One-euro coins on the flag of the European Union – illustration photo.
Sofia – Bulgaria could join the eurozone in January 2025 if it meets all the criteria for the introduction of the single European currency. This was stated today by the Vice President of the European Commission (EC) Valdis Dombrovskis. Bulgaria announced last week that it had abandoned its goal of adopting the euro next January because it failed to meet certain conditions.
Bulgaria is the poorest member of the European Union and hopes that adopting the euro will help it attract more investment. However, the country is struggling with political problems and faces its fifth parliamentary election in April in the last two years.
Bulgarian Finance Minister Rosica Velkova-Želeva said last week that Bulgaria was not meeting the conditions regarding inflation and had not implemented some legal changes necessary for the adoption of the euro. She added, however, that Bulgaria could still try to introduce the euro from the middle of next year.
However, Dombrovskis pointed out that countries usually enter the eurozone at the beginning of the year, which he says is more practical. He also stated that due to high inflation, Bulgaria should not rush to join the Eurozone. “January 2025 could be one of the possible dates,” he added.
The adoption of the euro is supported by all major political parties in Bulgaria.

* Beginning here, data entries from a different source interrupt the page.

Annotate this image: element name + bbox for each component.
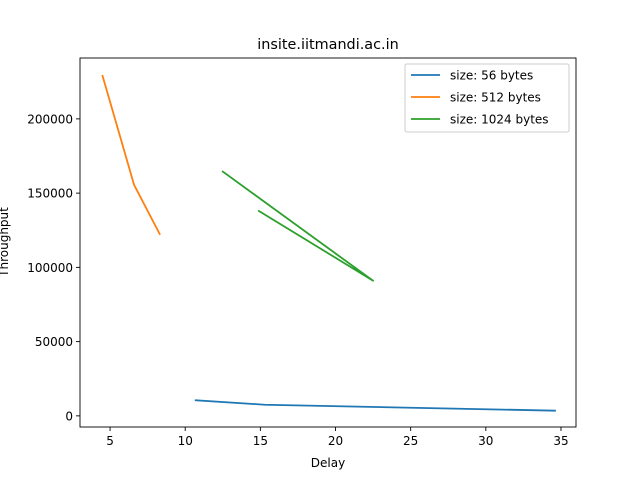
legend-label-3: size: 1024 bytes [450, 113, 549, 127]
series-line-3 [221, 170, 374, 282]
series-line-1 [194, 399, 556, 412]
series-line-2 [101, 74, 161, 236]
x-tick-label: 10 [178, 434, 193, 448]
legend-label-2: size: 512 bytes [450, 91, 541, 105]
plot-frame [79, 57, 577, 428]
axes-layer: 5 10 15 20 25 30 35 0 50000 100000 150000 200000 [27, 112, 568, 448]
y-tick-label: 150000 [27, 187, 73, 201]
x-tick-label: 25 [403, 434, 418, 448]
y-axis-label: Throughput [0, 207, 11, 278]
x-axis-label: Delay [311, 456, 345, 470]
x-tick-label: 20 [328, 434, 343, 448]
x-tick-label: 35 [553, 434, 568, 448]
plot-layer [101, 74, 556, 412]
legend: size: 56 bytes size: 512 bytes size: 1024 … [404, 63, 570, 133]
y-tick-label: 200000 [27, 112, 73, 126]
x-tick-label: 15 [253, 434, 268, 448]
x-tick-label: 30 [478, 434, 493, 448]
y-tick-label: 0 [65, 409, 73, 423]
chart-title: insite.iitmandi.ac.in [257, 37, 398, 53]
legend-label-1: size: 56 bytes [450, 69, 533, 83]
x-tick-label: 5 [106, 434, 114, 448]
y-tick-label: 100000 [27, 261, 73, 275]
y-tick-label: 50000 [35, 335, 73, 349]
legend-frame [404, 63, 570, 133]
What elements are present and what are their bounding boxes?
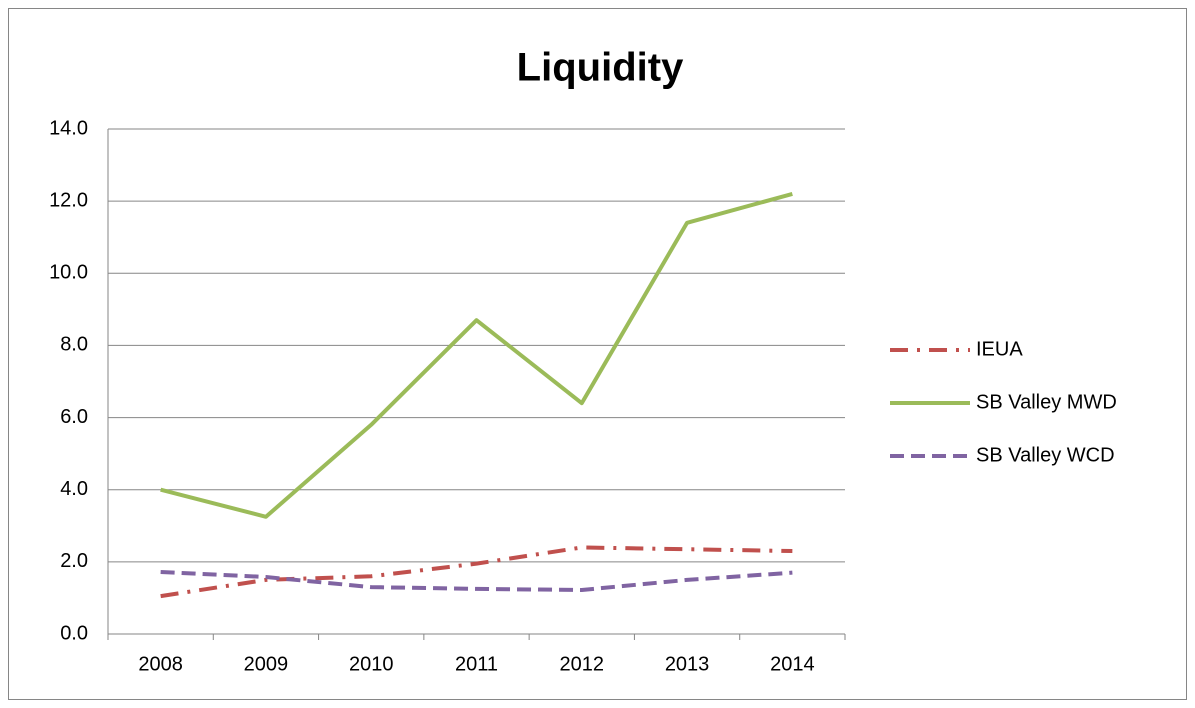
x-tick-label: 2011 (455, 653, 498, 675)
y-tick-label: 4.0 (60, 478, 88, 500)
y-tick-label: 14.0 (49, 117, 88, 139)
x-tick-label: 2014 (770, 653, 815, 675)
legend-label: IEUA (976, 338, 1023, 360)
y-tick-label: 10.0 (49, 262, 88, 284)
legend-label: SB Valley WCD (976, 444, 1115, 466)
x-tick-label: 2008 (138, 653, 183, 675)
series-line (160, 569, 793, 592)
x-tick-label: 2009 (244, 653, 289, 675)
y-tick-label: 6.0 (60, 406, 88, 428)
chart-frame (8, 8, 1187, 700)
x-tick-label: 2012 (560, 653, 605, 675)
series-line (160, 192, 793, 519)
y-tick-label: 8.0 (60, 334, 88, 356)
x-tick-label: 2013 (665, 653, 710, 675)
chart-title: Liquidity (517, 46, 684, 90)
legend-label: SB Valley MWD (976, 391, 1117, 413)
y-tick-label: 12.0 (49, 189, 88, 211)
y-tick-label: 2.0 (60, 550, 88, 572)
series-line (160, 545, 793, 599)
x-tick-label: 2010 (349, 653, 394, 675)
y-tick-label: 0.0 (60, 622, 88, 644)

However, the planned entry into the Eurozone has recently faced criticism from some pro-Russian factions and has only lukewarm support from the public. Many people fear that the transition to the euro will deepen the current increase in the price of goods and services, similar to the one in Croatia.
Bulgaria, together with Croatia, was admitted to the ERM-2 exchange rate mechanism in 2020, which is nicknamed the waiting room for euro. Croatia introduced the single European currency at the beginning of this year, becoming the twentieth member country of the eurozone.
The current Czech government, like the previous cabinets, does not have the adoption of the euro in its program. Last December, it agreed that the Czech Republic would not yet set a date for the introduction of a single European currency.